Democrats are piling on him today, both inside Congress and among the liberal commentariat, not wanting to lose the advantage they momentarily enjoy over Roy Moore and, potentially, Trump. Franken seems to be well-liked by his colleagues but he’s expendable; if he steps down, another Democrat will replace him. If Moore flames out in Alabama, that’s a pick-up and suddenly the odds of a Democratic Senate takeover next fall are very real. They’ll sacrifice Franken in the name of helping Doug Jones. The latest cut comes from his Minnesota colleague, Amy Klobuchar, who repeats today’s Democratic refrain that the Ethics Committee needs to investigate Franken:

“This should not have happened to Leeann Tweeden.
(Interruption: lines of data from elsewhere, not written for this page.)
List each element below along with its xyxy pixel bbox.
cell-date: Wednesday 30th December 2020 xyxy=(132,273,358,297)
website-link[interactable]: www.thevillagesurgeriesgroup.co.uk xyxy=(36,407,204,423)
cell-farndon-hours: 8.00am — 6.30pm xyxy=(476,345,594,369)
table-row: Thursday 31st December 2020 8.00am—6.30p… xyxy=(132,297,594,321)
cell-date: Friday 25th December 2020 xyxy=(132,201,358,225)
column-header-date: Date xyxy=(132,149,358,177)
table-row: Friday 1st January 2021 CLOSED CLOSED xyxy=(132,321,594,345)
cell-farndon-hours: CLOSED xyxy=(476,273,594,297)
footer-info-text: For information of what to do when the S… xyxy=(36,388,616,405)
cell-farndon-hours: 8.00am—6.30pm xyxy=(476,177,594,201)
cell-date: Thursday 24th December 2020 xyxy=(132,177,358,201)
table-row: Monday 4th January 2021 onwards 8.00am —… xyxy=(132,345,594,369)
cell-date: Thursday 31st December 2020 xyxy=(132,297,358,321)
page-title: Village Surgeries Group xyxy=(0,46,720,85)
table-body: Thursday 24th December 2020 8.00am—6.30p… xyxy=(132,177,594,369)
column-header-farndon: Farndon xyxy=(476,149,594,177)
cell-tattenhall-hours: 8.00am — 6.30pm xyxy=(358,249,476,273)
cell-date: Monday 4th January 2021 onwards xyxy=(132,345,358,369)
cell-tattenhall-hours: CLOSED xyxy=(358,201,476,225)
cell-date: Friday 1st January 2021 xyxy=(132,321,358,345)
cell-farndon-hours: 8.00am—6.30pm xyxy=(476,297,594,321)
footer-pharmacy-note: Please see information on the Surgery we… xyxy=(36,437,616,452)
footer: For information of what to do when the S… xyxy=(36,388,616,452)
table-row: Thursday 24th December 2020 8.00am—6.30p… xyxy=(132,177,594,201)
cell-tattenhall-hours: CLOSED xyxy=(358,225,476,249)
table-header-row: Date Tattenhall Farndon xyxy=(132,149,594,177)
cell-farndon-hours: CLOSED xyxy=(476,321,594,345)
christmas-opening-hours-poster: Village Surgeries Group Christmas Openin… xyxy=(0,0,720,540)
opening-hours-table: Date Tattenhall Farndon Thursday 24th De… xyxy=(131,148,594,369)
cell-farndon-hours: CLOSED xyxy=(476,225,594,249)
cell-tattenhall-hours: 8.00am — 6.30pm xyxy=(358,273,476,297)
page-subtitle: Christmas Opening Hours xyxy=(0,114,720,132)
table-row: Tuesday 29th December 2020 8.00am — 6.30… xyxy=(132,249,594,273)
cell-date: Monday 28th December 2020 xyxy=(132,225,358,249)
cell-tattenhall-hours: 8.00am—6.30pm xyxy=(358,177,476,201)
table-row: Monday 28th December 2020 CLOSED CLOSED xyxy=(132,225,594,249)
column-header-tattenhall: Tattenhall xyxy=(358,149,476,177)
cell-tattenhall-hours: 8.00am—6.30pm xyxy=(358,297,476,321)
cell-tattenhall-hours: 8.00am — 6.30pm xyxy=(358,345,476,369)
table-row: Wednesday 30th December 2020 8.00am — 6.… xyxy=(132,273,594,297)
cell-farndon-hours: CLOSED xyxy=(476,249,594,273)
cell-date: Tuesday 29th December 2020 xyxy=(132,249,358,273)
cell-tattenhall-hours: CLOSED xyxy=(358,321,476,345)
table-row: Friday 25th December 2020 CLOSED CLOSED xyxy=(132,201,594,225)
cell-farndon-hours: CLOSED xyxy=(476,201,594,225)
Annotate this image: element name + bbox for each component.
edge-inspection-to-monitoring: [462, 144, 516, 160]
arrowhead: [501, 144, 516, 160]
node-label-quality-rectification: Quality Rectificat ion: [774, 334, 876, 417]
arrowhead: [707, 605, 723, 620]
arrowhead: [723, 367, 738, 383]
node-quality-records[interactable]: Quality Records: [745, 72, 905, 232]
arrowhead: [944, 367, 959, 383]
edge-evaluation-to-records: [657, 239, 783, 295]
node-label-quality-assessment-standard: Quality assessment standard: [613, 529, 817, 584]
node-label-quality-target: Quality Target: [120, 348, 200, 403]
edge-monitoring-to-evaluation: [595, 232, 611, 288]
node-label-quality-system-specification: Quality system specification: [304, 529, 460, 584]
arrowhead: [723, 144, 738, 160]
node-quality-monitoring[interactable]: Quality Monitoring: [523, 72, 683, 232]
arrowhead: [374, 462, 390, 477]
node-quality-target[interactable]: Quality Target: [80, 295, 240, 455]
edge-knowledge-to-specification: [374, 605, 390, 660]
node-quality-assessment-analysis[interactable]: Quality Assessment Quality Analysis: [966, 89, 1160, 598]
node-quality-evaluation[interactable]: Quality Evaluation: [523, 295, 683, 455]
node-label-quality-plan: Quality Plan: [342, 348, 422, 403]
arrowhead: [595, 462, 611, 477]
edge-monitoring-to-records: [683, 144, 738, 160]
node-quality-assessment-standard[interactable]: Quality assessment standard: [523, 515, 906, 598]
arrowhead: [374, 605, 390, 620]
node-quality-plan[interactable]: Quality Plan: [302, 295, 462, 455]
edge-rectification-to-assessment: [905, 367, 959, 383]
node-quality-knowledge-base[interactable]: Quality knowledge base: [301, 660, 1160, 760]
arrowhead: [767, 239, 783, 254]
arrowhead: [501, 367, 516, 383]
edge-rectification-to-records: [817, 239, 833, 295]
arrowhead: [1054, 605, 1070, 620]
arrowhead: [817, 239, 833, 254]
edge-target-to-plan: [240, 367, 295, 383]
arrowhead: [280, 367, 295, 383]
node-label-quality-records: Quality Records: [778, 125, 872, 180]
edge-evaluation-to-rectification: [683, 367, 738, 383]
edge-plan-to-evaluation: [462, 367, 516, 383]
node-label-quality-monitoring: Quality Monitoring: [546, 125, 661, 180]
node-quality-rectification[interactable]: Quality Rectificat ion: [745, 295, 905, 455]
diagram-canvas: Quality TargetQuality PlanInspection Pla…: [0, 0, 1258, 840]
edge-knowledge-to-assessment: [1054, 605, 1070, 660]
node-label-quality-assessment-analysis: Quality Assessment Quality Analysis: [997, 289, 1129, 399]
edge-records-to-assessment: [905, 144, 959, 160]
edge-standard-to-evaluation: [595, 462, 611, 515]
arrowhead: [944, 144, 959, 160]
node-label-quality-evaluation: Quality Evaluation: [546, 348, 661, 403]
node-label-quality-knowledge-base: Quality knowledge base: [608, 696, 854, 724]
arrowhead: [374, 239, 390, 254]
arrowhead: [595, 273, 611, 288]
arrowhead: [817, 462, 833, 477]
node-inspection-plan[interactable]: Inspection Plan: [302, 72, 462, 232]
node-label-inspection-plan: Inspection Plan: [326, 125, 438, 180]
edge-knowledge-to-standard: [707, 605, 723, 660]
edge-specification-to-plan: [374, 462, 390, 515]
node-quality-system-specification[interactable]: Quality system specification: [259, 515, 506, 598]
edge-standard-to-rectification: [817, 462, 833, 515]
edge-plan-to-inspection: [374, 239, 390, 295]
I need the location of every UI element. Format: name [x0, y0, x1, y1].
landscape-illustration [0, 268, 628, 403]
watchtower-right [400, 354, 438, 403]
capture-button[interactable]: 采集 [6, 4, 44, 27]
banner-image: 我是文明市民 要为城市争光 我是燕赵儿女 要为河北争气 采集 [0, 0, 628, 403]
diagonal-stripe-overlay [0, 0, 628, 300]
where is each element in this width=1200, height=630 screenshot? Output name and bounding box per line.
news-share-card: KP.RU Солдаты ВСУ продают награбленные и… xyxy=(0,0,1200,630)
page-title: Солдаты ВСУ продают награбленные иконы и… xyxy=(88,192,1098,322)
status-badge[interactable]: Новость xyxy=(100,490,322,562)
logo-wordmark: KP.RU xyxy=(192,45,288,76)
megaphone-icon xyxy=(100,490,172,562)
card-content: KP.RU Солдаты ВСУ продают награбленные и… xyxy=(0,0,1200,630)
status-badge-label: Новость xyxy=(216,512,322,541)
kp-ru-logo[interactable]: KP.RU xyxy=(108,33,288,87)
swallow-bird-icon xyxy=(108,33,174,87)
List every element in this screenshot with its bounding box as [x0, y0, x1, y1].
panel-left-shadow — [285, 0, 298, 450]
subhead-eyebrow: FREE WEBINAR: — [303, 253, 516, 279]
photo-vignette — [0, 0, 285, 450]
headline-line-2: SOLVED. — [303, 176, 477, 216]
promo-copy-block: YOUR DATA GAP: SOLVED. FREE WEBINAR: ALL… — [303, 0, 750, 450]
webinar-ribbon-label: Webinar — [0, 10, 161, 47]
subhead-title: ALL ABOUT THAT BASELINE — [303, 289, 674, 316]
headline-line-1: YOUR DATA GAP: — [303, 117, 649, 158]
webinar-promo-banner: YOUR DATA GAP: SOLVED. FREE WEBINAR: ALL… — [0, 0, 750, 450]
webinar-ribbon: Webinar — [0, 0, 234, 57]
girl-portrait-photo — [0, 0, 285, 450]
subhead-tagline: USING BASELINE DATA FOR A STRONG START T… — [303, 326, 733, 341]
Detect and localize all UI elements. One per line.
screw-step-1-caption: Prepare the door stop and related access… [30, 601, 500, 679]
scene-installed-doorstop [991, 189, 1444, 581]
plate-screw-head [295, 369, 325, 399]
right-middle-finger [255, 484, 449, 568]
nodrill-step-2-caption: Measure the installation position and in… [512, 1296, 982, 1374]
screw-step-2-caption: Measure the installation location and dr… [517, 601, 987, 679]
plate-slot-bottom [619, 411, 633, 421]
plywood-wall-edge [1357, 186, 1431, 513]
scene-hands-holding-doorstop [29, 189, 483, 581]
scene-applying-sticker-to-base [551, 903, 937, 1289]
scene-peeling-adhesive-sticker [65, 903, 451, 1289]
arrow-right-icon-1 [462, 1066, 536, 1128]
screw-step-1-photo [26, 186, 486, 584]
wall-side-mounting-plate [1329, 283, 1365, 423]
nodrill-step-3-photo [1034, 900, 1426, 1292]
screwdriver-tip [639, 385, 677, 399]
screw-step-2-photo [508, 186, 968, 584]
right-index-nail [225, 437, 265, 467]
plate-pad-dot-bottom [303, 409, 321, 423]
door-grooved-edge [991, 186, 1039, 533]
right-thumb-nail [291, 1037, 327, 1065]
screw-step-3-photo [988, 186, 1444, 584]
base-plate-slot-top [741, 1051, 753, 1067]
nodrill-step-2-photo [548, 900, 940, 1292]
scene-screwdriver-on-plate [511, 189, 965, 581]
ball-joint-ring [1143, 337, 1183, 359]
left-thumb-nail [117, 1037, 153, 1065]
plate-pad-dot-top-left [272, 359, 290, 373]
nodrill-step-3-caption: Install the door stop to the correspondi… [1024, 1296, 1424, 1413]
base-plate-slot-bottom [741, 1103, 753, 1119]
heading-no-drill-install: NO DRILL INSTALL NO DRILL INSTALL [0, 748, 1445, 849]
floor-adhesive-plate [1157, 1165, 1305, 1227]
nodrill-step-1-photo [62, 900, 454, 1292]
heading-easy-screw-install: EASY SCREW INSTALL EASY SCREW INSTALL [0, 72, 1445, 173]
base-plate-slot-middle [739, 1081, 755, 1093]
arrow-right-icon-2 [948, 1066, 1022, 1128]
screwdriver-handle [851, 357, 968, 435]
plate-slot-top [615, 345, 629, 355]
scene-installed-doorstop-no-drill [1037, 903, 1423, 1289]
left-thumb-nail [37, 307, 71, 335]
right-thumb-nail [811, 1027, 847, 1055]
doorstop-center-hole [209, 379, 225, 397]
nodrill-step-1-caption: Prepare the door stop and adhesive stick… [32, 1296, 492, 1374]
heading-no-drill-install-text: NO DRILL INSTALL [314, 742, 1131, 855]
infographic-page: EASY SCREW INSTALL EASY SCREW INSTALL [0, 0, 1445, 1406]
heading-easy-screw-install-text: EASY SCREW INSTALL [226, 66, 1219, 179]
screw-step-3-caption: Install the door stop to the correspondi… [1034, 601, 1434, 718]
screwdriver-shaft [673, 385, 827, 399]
I strongly condemn this behavior and the Senate Ethics Committee must open and conduct a thorough investigation. This is another example of why we need to change work environments and reporting practices across the nation, including in Congress.”

Everyone wants the Ethics Committee to crack down. Fun fact: The committee hasn’t disciplined a senator in nine years despite having received 63 complaints of unethical behavior last year alone. What is there for the Ethics Committee to investigate in Franken’s case, exactly? The photo is what it is. Tweeden’s allegation of aggressive kissing and groping is straightforward he said/she said. Unless the idea is to open a file on Franken in the expectation that other accusers will come forward, there’s really nothing to “investigate.” And even if other accusers do come forward, there’s a jurisdictional question at stake that’s relevant to both Franken and, potentially, Roy Moore. Namely, should the Ethics Committee be in the habit of investigating behavior that happened before the senator became a senator? Why not let voters deal with that?

Whatever happens to Franken, between the left’s reawakening to the allegations against Bill Clinton and the certainty that more big-name Democrats will be accused of sexual misconduct before 2020, it’s a cinch that a woman will be on the party’s next presidential ticket. Ironclad guarantee.